Mass. Gen. Laws ch. 266, § 91, requires that defendants
“knew, or might on reasonable investigation have ascertained” that the
advertising at issue was untrue, deceptive, or misleading. Vibram argued that Bezdek
failed to plead specific facts about scienter, but state of mind may be generally
alleged even under Rule 9(b) as long as there’s a reasonable inference of
scienter. Even though the law is also a
criminal statute, there was no reason to apply a higher pleading standard when
the statute also contemplates a private equitable remedy sounding in fraud. Given that some of the research Bezdek identified
was funded in part by Vibram, it was reasonable to infer that Vibram knew or
easily could have known of the results. Likewise, statements from APMA were
readily available, and the reports that the health benefits of barefoot running
had never been scientifically proven could support the argument that, even as
to earlier ads, Vibram knew that there was no scientific corroboration for its
claims.
The court concluded that Bezdek would not have a separate
remedy in unjust enrichment, given the availability of other remedies.

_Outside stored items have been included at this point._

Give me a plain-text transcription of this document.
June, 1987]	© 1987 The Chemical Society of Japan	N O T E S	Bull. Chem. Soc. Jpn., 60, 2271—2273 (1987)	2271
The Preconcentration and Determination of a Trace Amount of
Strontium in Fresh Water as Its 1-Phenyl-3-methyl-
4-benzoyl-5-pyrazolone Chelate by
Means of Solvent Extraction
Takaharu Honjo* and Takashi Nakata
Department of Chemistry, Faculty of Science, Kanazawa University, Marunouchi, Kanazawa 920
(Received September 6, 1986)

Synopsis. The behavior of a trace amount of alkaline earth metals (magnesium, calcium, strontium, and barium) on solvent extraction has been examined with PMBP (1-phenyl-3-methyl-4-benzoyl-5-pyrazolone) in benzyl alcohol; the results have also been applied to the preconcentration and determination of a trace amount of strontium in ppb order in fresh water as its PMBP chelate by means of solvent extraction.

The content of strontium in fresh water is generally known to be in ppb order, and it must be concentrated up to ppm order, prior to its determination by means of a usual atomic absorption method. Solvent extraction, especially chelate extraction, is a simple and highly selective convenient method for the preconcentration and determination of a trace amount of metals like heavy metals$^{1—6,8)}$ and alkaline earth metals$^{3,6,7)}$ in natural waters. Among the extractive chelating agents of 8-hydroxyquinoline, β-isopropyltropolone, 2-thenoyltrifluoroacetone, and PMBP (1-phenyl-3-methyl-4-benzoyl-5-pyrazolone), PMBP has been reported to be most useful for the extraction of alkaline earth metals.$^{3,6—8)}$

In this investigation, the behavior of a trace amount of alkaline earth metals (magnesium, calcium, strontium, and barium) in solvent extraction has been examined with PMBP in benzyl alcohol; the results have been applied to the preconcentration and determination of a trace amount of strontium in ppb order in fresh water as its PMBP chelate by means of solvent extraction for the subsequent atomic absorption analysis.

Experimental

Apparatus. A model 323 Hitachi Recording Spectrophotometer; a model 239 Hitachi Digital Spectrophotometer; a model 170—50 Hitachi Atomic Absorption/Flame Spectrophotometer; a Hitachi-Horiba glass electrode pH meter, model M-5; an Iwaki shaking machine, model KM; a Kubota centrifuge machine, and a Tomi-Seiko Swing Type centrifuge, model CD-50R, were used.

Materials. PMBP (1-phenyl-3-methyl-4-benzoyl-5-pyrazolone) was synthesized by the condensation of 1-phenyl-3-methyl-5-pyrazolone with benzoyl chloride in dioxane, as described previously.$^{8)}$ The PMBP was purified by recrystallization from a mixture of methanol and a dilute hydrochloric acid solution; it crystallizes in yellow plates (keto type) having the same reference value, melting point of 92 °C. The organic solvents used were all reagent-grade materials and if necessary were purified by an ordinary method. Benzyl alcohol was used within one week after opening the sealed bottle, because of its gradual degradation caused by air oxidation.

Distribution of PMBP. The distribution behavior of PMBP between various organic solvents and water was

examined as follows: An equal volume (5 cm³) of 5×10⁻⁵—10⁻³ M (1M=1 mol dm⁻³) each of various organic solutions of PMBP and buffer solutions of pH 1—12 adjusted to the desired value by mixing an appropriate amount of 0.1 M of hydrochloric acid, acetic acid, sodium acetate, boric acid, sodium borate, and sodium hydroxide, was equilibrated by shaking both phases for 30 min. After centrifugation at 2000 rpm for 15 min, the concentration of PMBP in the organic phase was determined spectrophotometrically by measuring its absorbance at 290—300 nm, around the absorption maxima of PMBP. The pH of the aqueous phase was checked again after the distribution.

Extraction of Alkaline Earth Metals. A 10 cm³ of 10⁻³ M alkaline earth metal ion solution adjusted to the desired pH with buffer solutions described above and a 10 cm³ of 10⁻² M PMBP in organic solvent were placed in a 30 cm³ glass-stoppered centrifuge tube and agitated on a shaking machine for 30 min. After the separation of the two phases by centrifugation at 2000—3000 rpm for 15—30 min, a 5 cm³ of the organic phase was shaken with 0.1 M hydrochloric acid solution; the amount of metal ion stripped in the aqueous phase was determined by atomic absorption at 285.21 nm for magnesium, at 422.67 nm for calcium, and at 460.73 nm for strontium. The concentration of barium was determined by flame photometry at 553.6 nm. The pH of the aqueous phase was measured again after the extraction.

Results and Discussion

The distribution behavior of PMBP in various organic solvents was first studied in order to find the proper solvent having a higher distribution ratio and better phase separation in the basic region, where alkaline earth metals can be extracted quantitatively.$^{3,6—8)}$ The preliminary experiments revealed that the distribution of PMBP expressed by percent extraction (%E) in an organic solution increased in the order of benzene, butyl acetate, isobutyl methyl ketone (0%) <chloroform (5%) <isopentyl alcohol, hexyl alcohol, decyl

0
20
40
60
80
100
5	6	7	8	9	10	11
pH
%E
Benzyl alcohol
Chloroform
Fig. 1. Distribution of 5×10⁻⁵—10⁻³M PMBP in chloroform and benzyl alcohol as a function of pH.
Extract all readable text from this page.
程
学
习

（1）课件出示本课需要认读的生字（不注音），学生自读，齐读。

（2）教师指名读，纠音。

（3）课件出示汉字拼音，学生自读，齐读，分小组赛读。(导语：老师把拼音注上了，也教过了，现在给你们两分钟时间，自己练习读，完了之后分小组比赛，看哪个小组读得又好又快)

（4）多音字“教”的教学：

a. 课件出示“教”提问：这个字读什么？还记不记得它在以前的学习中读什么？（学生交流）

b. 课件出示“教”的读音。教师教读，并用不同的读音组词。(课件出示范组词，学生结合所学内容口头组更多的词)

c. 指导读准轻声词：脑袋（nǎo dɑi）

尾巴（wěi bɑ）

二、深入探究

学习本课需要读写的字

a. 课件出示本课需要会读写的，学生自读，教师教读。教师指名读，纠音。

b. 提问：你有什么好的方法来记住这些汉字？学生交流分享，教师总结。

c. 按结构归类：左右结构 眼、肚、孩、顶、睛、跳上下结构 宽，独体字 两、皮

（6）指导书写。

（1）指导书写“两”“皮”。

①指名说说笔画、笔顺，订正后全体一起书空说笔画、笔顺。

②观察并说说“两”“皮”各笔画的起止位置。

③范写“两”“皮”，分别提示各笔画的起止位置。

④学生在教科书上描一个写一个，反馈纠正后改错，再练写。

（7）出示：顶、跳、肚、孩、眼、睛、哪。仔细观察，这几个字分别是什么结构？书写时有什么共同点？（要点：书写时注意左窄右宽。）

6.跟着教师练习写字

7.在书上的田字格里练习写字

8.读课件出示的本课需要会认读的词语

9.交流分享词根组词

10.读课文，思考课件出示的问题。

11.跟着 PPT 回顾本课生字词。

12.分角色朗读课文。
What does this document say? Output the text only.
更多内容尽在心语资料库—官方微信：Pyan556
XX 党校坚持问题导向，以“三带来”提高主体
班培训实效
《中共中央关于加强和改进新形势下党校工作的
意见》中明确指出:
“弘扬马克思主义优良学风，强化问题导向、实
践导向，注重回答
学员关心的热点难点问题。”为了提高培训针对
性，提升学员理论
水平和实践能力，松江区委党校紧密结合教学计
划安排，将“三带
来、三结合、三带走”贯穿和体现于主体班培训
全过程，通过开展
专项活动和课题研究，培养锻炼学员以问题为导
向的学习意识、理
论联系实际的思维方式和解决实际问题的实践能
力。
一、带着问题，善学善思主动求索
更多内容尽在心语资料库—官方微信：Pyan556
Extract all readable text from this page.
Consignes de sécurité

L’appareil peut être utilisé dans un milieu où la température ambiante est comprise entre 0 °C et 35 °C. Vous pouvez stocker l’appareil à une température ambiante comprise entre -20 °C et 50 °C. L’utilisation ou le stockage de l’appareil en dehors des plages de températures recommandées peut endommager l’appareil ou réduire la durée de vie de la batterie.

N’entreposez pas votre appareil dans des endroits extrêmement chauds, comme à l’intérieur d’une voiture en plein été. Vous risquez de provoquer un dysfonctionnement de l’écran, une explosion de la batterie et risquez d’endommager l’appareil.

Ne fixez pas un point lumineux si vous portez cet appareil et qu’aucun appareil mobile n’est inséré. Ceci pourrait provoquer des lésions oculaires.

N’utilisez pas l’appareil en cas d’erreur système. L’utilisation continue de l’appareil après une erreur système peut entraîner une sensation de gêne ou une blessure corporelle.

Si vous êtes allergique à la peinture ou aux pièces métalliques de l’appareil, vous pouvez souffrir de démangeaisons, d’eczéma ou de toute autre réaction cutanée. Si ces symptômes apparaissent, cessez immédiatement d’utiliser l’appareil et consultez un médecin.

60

Finally, Vibram argued that the class allegations were
insufficient. It might well be that
differences in exposure to ads, the ads themselves, different FiveFingers
styles, or reasons for purchasing the shoes would affect the ability to certify
a class. But that was for a motion for class certification. Likewise, Vibram’s
objections to a proposed nationwide class were premature until more was known
about potential conflict of laws. “Choice of law issues may not preclude class
certification if no relevant conflicts exist or, to the extent conflicts do
exist, if plaintiffs can be arranged into sub-classes.”